See here for more details about data normalization.
The classification system used for functional profiling can be provided in the same format(s) as the ones for structural profiling (detailed here). One thing to note is that the subject IDs should be gene IDs instead of genome ID. For examples, WP_012957018.1
or G000006745_1
.
In a typical structural analysis, the classification system usually stands as a whole, hierarchical system. Examples are taxonomy and phylogeny. However, in a functional analysis, the classification system is usually a set of mapping files that "stack" up the functional units level by level.
For example, if you use the MetaCyc functional catalog, the order of "stacking" is:
- ORF -> protein (family) -> enzrxn (enzymatic reaction) -> reaction -> pathway -> super pathway
You will need to provide one mapping file per level to translate lower-level units into higher-level ones. In this example, an all-in-one command is like:
woltka classify \
--input indir \
--coords coords.txt \
--map gene-to-protein.map \
--map protein-to-enzrxn.map \
--map enzrxn-to-reaction.map \
--map reaction-to-pathway.map \
--map pathway-to-super.map \
--rank gene,protein,enzrxn,reaction,pathway,super \
--output outdir
This will generate profiles at different levels all at once.

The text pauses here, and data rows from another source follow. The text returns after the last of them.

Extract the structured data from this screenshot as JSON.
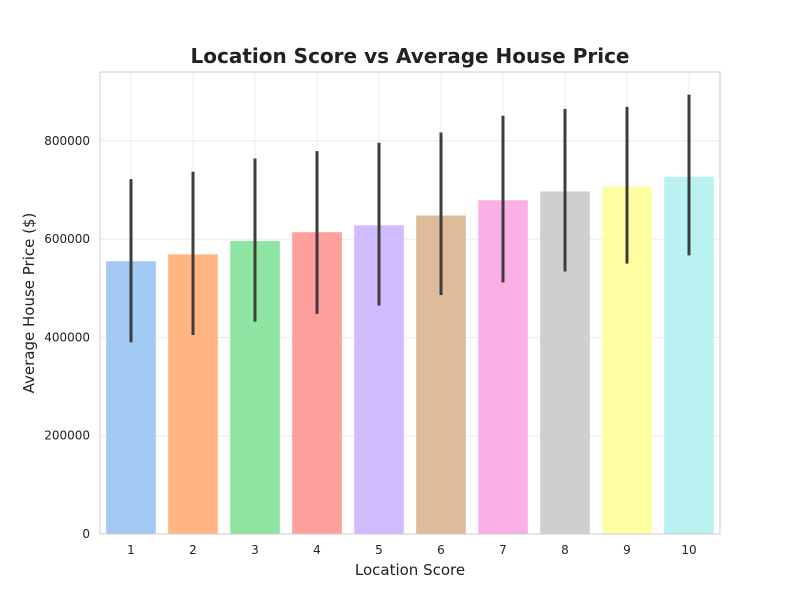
{
  "chart_data": {
    "type": "bar",
    "title": "Location Score vs Average House Price",
    "xlabel": "Location Score",
    "ylabel": "Average House Price ($)",
    "categories": [
      "1",
      "2",
      "3",
      "4",
      "5",
      "6",
      "7",
      "8",
      "9",
      "10"
    ],
    "values": [
      555000,
      569000,
      596000,
      614000,
      628000,
      648000,
      679000,
      697000,
      707000,
      727000
    ],
    "error_low": [
      390000,
      405000,
      432000,
      448000,
      465000,
      486000,
      512000,
      534000,
      550000,
      567000
    ],
    "error_high": [
      722000,
      737000,
      764000,
      779000,
      796000,
      817000,
      851000,
      865000,
      869000,
      894000
    ],
    "ylim": [
      0,
      940000
    ],
    "yticks": [
      0,
      200000,
      400000,
      600000,
      800000
    ],
    "grid": true,
    "colors": [
      "#a1c9f4",
      "#ffb482",
      "#8de5a1",
      "#ff9f9b",
      "#d0bbff",
      "#debb9b",
      "#fab0e4",
      "#cfcfcf",
      "#fffea3",
      "#b9f2f0"
    ],
    "error_color": "#3d3d3d",
    "grid_color": "#ebebeb",
    "spine_color": "#cccccc"
  }
}
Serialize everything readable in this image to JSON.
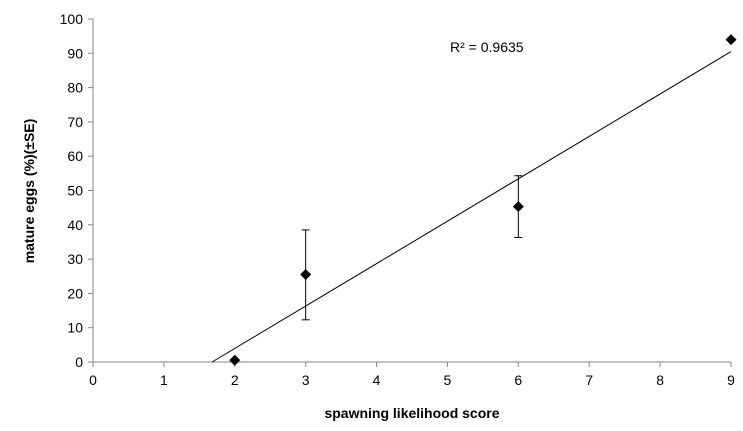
{
  "chart_data": {
    "type": "scatter",
    "xlabel": "spawning likelihood score",
    "ylabel": "mature eggs (%)(±SE)",
    "xlim": [
      0,
      9
    ],
    "ylim": [
      0,
      100
    ],
    "x_ticks": [
      "0",
      "1",
      "2",
      "3",
      "4",
      "5",
      "6",
      "7",
      "8",
      "9"
    ],
    "y_ticks": [
      "0",
      "10",
      "20",
      "30",
      "40",
      "50",
      "60",
      "70",
      "80",
      "90",
      "100"
    ],
    "grid": false,
    "legend": "none",
    "points": [
      {
        "x": 2,
        "y": 0.5,
        "se_low": 0.5,
        "se_high": 0.5
      },
      {
        "x": 3,
        "y": 25.5,
        "se_low": 12.3,
        "se_high": 38.5
      },
      {
        "x": 6,
        "y": 45.3,
        "se_low": 36.3,
        "se_high": 54.3
      },
      {
        "x": 9,
        "y": 94,
        "se_low": 94,
        "se_high": 94
      }
    ],
    "trendline": {
      "type": "linear",
      "from": [
        1.68,
        0
      ],
      "to": [
        9,
        90.5
      ]
    },
    "annotation": "R² = 0.9635",
    "marker_color": "#000000"
  }
}
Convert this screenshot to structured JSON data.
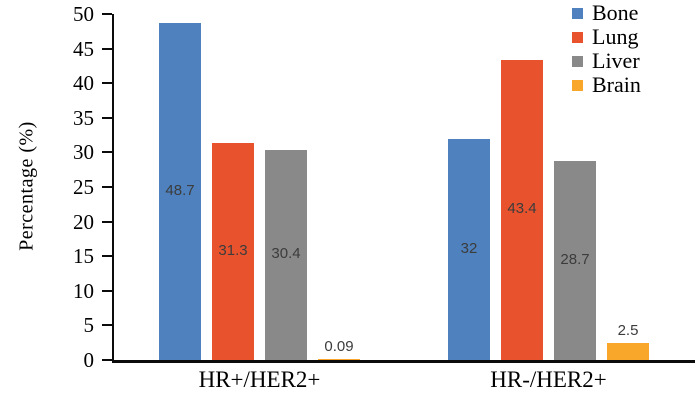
{
  "chart_data": {
    "type": "bar",
    "title": "",
    "ylabel": "Percentage (%)",
    "xlabel": "",
    "categories": [
      "HR+/HER2+",
      "HR-/HER2+"
    ],
    "series": [
      {
        "name": "Bone",
        "color": "#4E81BD",
        "values": [
          48.7,
          32
        ]
      },
      {
        "name": "Lung",
        "color": "#E8532E",
        "values": [
          31.3,
          43.4
        ]
      },
      {
        "name": "Liver",
        "color": "#898989",
        "values": [
          30.4,
          28.7
        ]
      },
      {
        "name": "Brain",
        "color": "#F9A72B",
        "values": [
          0.09,
          2.5
        ]
      }
    ],
    "value_labels": [
      [
        "48.7",
        "31.3",
        "30.4",
        "0.09"
      ],
      [
        "32",
        "43.4",
        "28.7",
        "2.5"
      ]
    ],
    "ylim": [
      0,
      50
    ],
    "yticks": [
      0,
      5,
      10,
      15,
      20,
      25,
      30,
      35,
      40,
      45,
      50
    ],
    "grid": false,
    "legend_position": "top-right",
    "value_label_color": "#3c3c3c",
    "axis_color": "#0b0b0b"
  }
}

An alternative way is to only generate the gene-level profile using the classify
workflow. Later, one can collapse it using different functional catalogs as needed, using Woltka's collapse
command. For example:
woltka classify -i indir -c coords.txt -o gene.biom
woltka tools collapse -i gene.biom -m gene-to-protein.map -o protein.biom
woltka tools collapse -i protein.biom -m protein-to-enzrxn.map -o enzrxn.biom
woltka tools collapse -i enzrxn.biom -m enzrxn-to-reaction.map -o reaction.biom
woltka tools collapse -i reaction.biom -m reaction-to-pathway.map -o pathway.biom
woltka tools collapse -i pathway.biom -m pathway-to-super.map -o super.biom
In the WoL data release, there are pre-built mappings to UniRef, GO, MetaCyc, KEGG and more.
It is a frequent goal to assess the abundances of individual metabolic pathways in the microbiome. However, a pathway only makes sense when all (or an essential subset) of its member enzymes are present. Woltka can calculate the percent coverage of pathways based on the presence/absence of member genes as follows:
woltka tools coverage -i gene.biom -m pathway-to-genes.txt -o pathway_coverage.biom
See here for details of coverage calculation.

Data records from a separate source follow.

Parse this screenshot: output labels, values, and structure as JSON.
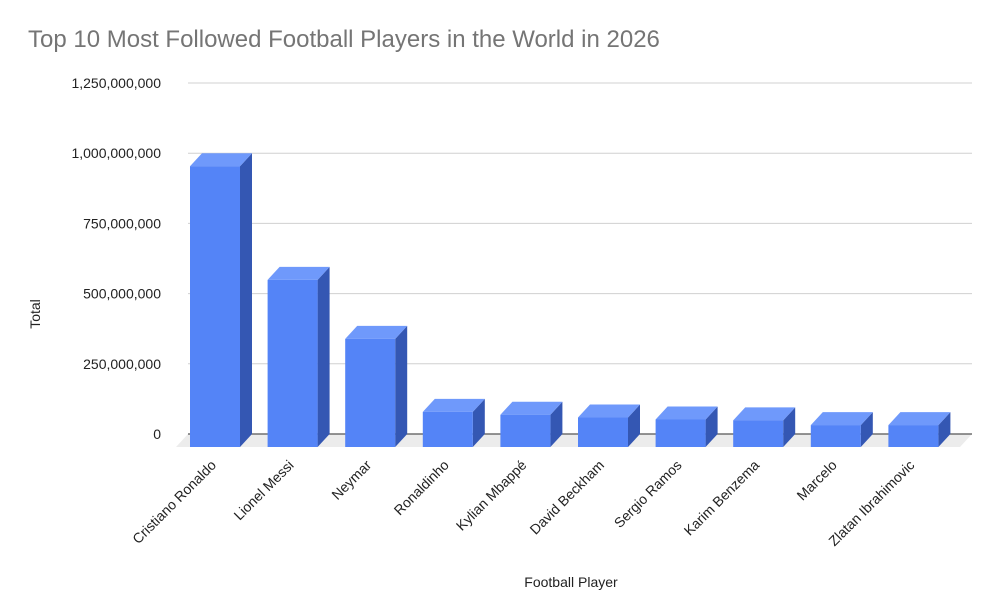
{
  "chart_data": {
    "type": "bar",
    "title": "Top 10 Most Followed Football Players in the World in 2026",
    "xlabel": "Football Player",
    "ylabel": "Total",
    "categories": [
      "Cristiano Ronaldo",
      "Lionel Messi",
      "Neymar",
      "Ronaldinho",
      "Kylian Mbappé",
      "David Beckham",
      "Sergio Ramos",
      "Karim Benzema",
      "Marcelo",
      "Zlatan Ibrahimovic"
    ],
    "values": [
      1000000000,
      595000000,
      385000000,
      125000000,
      115000000,
      105000000,
      98000000,
      95000000,
      78000000,
      78000000
    ],
    "ylim": [
      0,
      1250000000
    ],
    "yticks": [
      "0",
      "250,000,000",
      "500,000,000",
      "750,000,000",
      "1,000,000,000",
      "1,250,000,000"
    ],
    "grid": true,
    "legend": "none",
    "style": "3d",
    "colors": {
      "bar_front": "#5484f7",
      "bar_top": "#6f99fb",
      "bar_side": "#3457b3",
      "floor": "#ececec",
      "grid": "#d0d0d0",
      "title": "#757575"
    }
  }
}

It is an attractive idea to figure out which genes are present in which organisms. This can be achieved using an stratification analysis that combines both structural and function analyses. In Woltka, this can be done using two steps, like:
woltka classify -i indir -m genome-to-species.map -o species.biom --outmap species_map
woltka classify -i indir -c coords.txt -m gene-to-pathway.map --stratify species_map -o pathway_by_species.biom
In the output profile, the features will be like species_A|pathway_X
. This helps with the investigation of the functional capacities of individual microbial groups.
See here for details of stratification.